The second reason they have gone for a defined list is that they wished to respond to the common complaint levelled at the current GCSE, namely that texts (especially listening) are too hard and contain too many words not in the vocabulary list. The fact that glossing will also be allowed should mean that the exams seem easier than now and make the subject more attractive. This is key. A major reason for this reform was to respond the perceived crisis in the subject and to help the government achieve its (unrealistic) goal of 90% take-up at GCSE.

As an aside, you can make an exam easier, but this does not mean grades will improve, of course. As it stands, grading remains harsh for MFL, so there are good reasons to allow the new assessment regime to produce better grades. That’s a political decision.

It is easy to find fault with a defined list based, in this case, on quite a low word count - 1700 words at Higher Tier is low when compared to other countries’ syllabuses (thank you MFL Transform). A crucial issue is whether you can do interesting content with limited vocab. The answer is that you cannot, so if text book writers and teachers are to use interesting material they will have to use rarer, topic-specific words. They will also want to teach strategies for working out the meaning of new words. Keep in mind too that there is a strong correlation between language proficiency and vocabulary size. You need a sizeable vocabulary to speak and understand well.

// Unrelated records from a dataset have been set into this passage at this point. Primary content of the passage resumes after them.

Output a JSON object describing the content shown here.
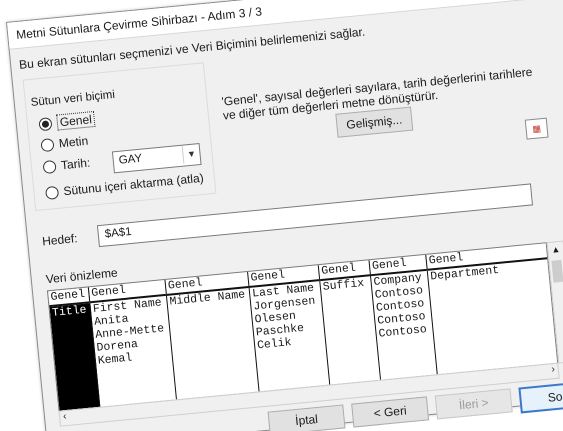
{
  "window": {
    "title": "Metni Sütunlara Çevirme Sihirbazı - Adım 3 / 3"
  },
  "instruction": "Bu ekran sütunları seçmenizi ve Veri Biçimini belirlemenizi  sağlar.",
  "format_group": {
    "label": "Sütun veri biçimi",
    "options": [
      {
        "label": "Genel",
        "checked": true
      },
      {
        "label": "Metin",
        "checked": false
      },
      {
        "label": "Tarih:",
        "checked": false
      },
      {
        "label": "Sütunu içeri aktarma (atla)",
        "checked": false
      }
    ],
    "date_format": "GAY"
  },
  "info_text_line1": "'Genel', sayısal değerleri sayılara, tarih değerlerini tarihlere",
  "info_text_line2": "ve diğer tüm değerleri metne dönüştürür.",
  "advanced_button": "Gelişmiş...",
  "destination": {
    "label": "Hedef:",
    "value": "$A$1"
  },
  "preview": {
    "label": "Veri önizleme",
    "columns": [
      {
        "header": "Genel",
        "cells": [
          "Title",
          "",
          "",
          "",
          ""
        ]
      },
      {
        "header": "Genel",
        "cells": [
          "First Name",
          "Anita",
          "Anne-Mette",
          "Dorena",
          "Kemal"
        ]
      },
      {
        "header": "Genel",
        "cells": [
          "Middle Name",
          "",
          "",
          "",
          ""
        ]
      },
      {
        "header": "Genel",
        "cells": [
          "Last Name",
          "Jorgensen",
          "Olesen",
          "Paschke",
          "Celik"
        ]
      },
      {
        "header": "Genel",
        "cells": [
          "Suffix",
          "",
          "",
          "",
          ""
        ]
      },
      {
        "header": "Genel",
        "cells": [
          "Company",
          "Contoso",
          "Contoso",
          "Contoso",
          "Contoso"
        ]
      },
      {
        "header": "Genel",
        "cells": [
          "Department",
          "",
          "",
          "",
          ""
        ]
      }
    ]
  },
  "buttons": {
    "cancel": "İptal",
    "back": "< Geri",
    "next": "İleri >",
    "finish": "Son"
  }
}
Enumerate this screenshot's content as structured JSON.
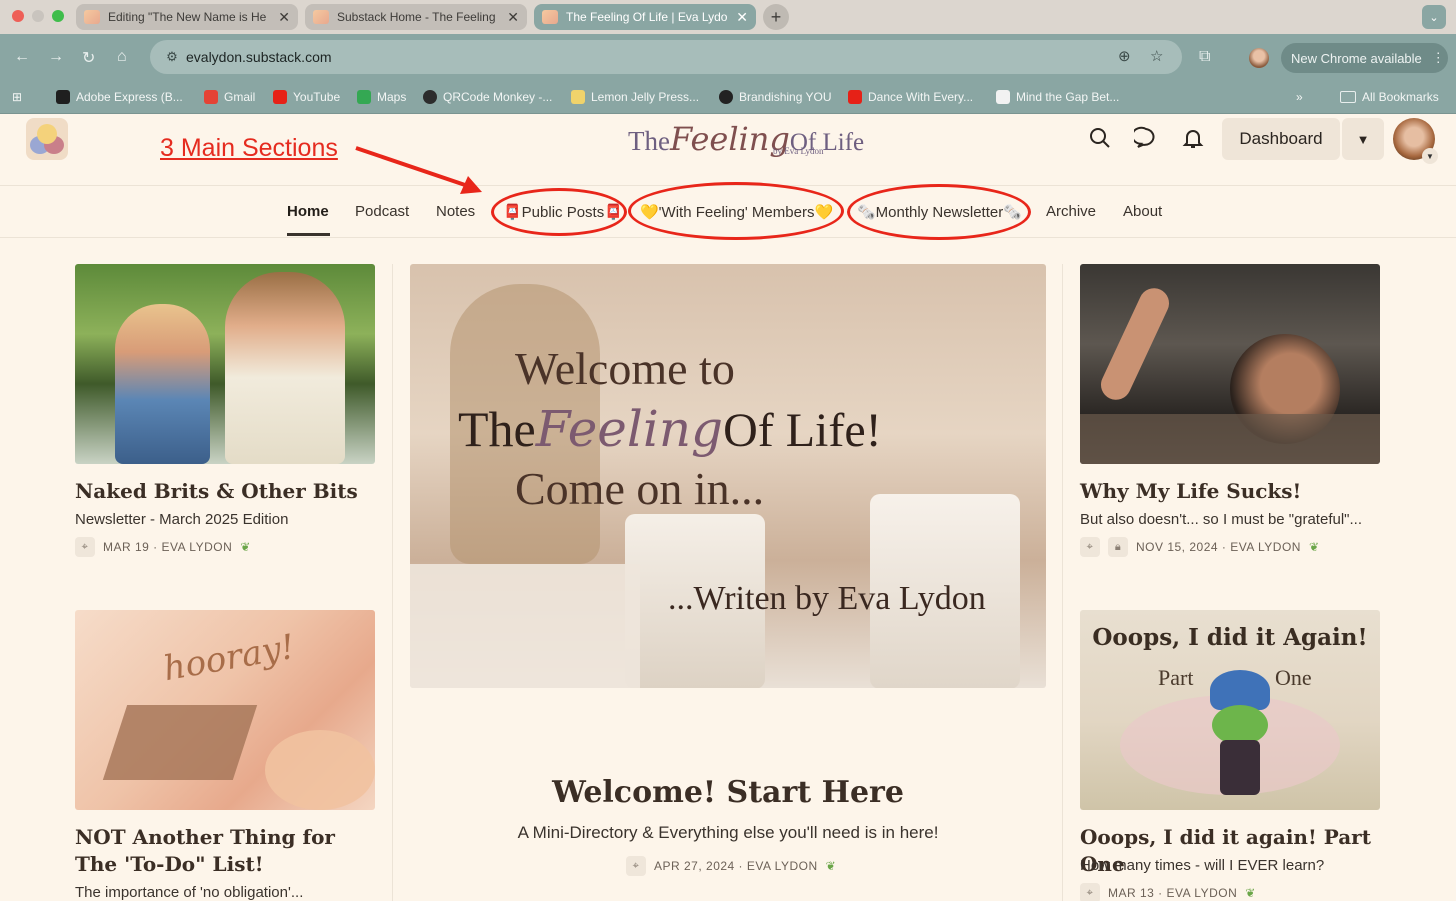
{
  "browser": {
    "tabs": [
      {
        "title": "Editing \"The New Name is He"
      },
      {
        "title": "Substack Home - The Feeling"
      },
      {
        "title": "The Feeling Of Life | Eva Lydo"
      }
    ],
    "url": "evalydon.substack.com",
    "update_label": "New Chrome available",
    "bookmarks": [
      {
        "label": "Adobe Express (B..."
      },
      {
        "label": "Gmail"
      },
      {
        "label": "YouTube"
      },
      {
        "label": "Maps"
      },
      {
        "label": "QRCode Monkey -..."
      },
      {
        "label": "Lemon Jelly Press..."
      },
      {
        "label": "Brandishing YOU"
      },
      {
        "label": "Dance With Every..."
      },
      {
        "label": "Mind the Gap Bet..."
      }
    ],
    "all_bookmarks": "All Bookmarks"
  },
  "site": {
    "brand_the": "The",
    "brand_feeling": "Feeling",
    "brand_of_life": "Of Life",
    "brand_sub": "by Eva Lydon",
    "dashboard_label": "Dashboard"
  },
  "annotation": "3 Main Sections",
  "nav": [
    {
      "label": "Home"
    },
    {
      "label": "Podcast"
    },
    {
      "label": "Notes"
    },
    {
      "label": "📮Public Posts📮"
    },
    {
      "label": "💛'With Feeling' Members💛"
    },
    {
      "label": "🗞️Monthly Newsletter🗞️"
    },
    {
      "label": "Archive"
    },
    {
      "label": "About"
    }
  ],
  "hero": {
    "line1": "Welcome to",
    "line2_the": "The",
    "line2_feeling": "Feeling",
    "line2_rest": "Of Life!",
    "line3": "Come on in...",
    "line4": "...Writen by Eva Lydon",
    "title": "Welcome! Start Here",
    "subtitle": "A Mini-Directory & Everything else you'll need is in here!",
    "meta": "APR 27, 2024 · EVA LYDON"
  },
  "posts": {
    "left1": {
      "title": "Naked Brits & Other Bits",
      "subtitle": "Newsletter - March 2025 Edition",
      "meta": "MAR 19 · EVA LYDON"
    },
    "left2": {
      "title": "NOT Another Thing for The 'To-Do\" List!",
      "subtitle": "The importance of 'no obligation'...",
      "image_text": "hooray!"
    },
    "right1": {
      "title": "Why My Life Sucks!",
      "subtitle": "But also doesn't... so I must be \"grateful\"...",
      "meta": "NOV 15, 2024 · EVA LYDON"
    },
    "right2": {
      "title": "Ooops, I did it again! Part One",
      "subtitle": "How many times - will I EVER learn?",
      "meta": "MAR 13 · EVA LYDON",
      "image_title": "Ooops, I did it Again!",
      "image_part": "Part",
      "image_one": "One"
    }
  },
  "colors": {
    "annotation_red": "#e8261a",
    "browser_teal": "#8aa6a3",
    "page_bg": "#fdf5ea"
  }
}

On the other hand, it may seem to you only fair that pupils be tested on what’s in the syllabus, not stuff which isn’t there. After all, we wouldn't expect a geography student to be tested on volcanoes if they had studied rivers, but not volcanoes. But should we test pupils on their ability to infer words from context? This is a real life, important skill.

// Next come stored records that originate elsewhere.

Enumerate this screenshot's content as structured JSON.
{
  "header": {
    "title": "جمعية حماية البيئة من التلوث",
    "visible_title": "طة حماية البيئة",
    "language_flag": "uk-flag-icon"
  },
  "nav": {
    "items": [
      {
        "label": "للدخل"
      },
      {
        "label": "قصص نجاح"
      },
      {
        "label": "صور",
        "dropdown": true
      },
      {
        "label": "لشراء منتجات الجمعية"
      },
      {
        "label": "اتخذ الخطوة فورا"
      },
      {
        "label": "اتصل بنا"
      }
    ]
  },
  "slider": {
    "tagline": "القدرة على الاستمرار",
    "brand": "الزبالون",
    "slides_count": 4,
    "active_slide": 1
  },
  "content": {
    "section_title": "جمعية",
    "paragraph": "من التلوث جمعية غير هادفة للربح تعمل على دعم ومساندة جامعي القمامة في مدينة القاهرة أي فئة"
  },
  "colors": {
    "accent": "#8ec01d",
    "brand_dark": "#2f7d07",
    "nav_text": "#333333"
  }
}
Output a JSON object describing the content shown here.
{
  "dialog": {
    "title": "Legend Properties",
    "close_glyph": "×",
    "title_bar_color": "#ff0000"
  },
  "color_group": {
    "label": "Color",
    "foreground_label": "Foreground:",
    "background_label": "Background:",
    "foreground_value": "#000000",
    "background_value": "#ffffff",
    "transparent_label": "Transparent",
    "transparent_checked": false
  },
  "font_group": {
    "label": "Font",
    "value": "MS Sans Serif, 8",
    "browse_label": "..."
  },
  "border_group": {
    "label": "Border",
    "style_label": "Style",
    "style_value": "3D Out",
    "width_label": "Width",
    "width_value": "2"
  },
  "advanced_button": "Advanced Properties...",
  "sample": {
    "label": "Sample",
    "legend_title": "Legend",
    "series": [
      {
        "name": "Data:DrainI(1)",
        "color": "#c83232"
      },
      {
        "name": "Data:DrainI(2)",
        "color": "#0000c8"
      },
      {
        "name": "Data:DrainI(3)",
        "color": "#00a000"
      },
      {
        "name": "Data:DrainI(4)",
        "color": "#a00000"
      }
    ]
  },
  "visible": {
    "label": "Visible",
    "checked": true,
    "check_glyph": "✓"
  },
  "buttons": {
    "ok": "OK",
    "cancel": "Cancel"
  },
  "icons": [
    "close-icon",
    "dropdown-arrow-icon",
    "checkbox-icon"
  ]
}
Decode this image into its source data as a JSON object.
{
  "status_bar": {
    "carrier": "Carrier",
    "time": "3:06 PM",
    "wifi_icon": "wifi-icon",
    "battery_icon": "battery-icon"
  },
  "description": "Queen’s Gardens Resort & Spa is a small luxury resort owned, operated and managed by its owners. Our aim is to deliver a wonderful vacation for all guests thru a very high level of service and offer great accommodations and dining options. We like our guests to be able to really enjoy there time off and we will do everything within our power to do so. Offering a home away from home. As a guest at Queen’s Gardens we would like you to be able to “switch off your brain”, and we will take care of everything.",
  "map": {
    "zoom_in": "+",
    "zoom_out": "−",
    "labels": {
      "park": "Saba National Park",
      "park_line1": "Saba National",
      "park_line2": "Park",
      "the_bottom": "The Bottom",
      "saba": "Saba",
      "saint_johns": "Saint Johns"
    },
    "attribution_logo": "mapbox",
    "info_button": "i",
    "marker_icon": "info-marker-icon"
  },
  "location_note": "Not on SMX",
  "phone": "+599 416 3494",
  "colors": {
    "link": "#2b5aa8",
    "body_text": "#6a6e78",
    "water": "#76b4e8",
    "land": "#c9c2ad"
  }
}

In addition, if you believe that the key to acquisition is comprehensible input, then it seems right to make sure that exam texts are easy enough and reflect good classroom practice. There is currently a perceived mismatch between the classroom and the exam. As I mentioned before, many teachers complain that the exams are just too hard and therefore unfair.

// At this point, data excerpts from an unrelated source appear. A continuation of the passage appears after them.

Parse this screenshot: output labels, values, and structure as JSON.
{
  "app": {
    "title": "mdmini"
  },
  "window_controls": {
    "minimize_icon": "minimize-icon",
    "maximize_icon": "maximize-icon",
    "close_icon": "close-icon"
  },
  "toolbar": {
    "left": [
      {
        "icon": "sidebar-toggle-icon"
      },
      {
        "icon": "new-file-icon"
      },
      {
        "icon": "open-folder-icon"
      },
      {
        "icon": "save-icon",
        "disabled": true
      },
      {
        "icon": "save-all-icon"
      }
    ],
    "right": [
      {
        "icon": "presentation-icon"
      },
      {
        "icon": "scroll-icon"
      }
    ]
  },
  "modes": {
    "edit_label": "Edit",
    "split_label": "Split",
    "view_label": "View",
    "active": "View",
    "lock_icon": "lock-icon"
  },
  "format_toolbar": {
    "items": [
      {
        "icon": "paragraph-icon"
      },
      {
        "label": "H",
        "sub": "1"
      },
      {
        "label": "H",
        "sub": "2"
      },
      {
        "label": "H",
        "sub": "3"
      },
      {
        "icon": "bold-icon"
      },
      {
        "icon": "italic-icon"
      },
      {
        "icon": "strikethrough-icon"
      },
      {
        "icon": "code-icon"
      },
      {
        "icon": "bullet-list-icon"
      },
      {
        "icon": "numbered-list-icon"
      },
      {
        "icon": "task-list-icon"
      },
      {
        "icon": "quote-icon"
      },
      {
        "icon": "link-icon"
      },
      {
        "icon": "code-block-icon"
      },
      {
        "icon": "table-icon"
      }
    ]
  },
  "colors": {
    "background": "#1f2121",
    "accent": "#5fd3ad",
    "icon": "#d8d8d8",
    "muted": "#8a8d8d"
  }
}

Another issue to keep in mind is the fact that these lists largely consist of isolated words, not chunks. This may have the negative backwash effect of encouraging teachers to favour word learning at the expense of chunk learning and practice. NCELP has, in my view, failed to take on board the importance of chunking in its methodology. They still, essentially, support a ‘words + grammar’ methodology, believing that is what produces creative language use. We know this has failed for many, many pupils over the years. Chunking does, of course, generate creative language use and is not just about memorising phrases which cannot be used to produce novel sentences.

In sum, there are pros and cons when it comes to defined lists. Note, in passing, that we don’t have any at A-level. My feeling about this is that on balance it’s a good idea, but that that there is a serious risk that teachers end up limiting their ambition by avoiding other useful and interesting vocabulary. Notoriously in England, with its high-stakes GCSE, we teach to the test, this is a real danger. I would argue that it’s up to teachers and writers not to fall into this trap. Too often we are slaves to the exam and need to have the courage to choose texts and tasks because they are inherently stimulating and useful for acquisition.

A second risk, alluded to before, is that some teachers and pupils may imagine that learning the words on the list will guarantee success. This is far from the case.

I also have concerns about NCELP’s rather evangelical rejection of ‘topics’. It feels to me that they have taken one issue (vocabulary frequency and the problems with themed/topic vocabulary lists) and used it as an argument to ditch topics full stop. (The research on the disadvantages of learning from themed lists is not that strong, and previously, eminent writers like Paul Nation encouraged the practice.)  Avoiding topics is unnecessarily zealous. You need content and it makes sense to me to organise that content thematically in some way. I hope the exam boards find interesting ways to do this, if they are allowed to do so by Ofqual.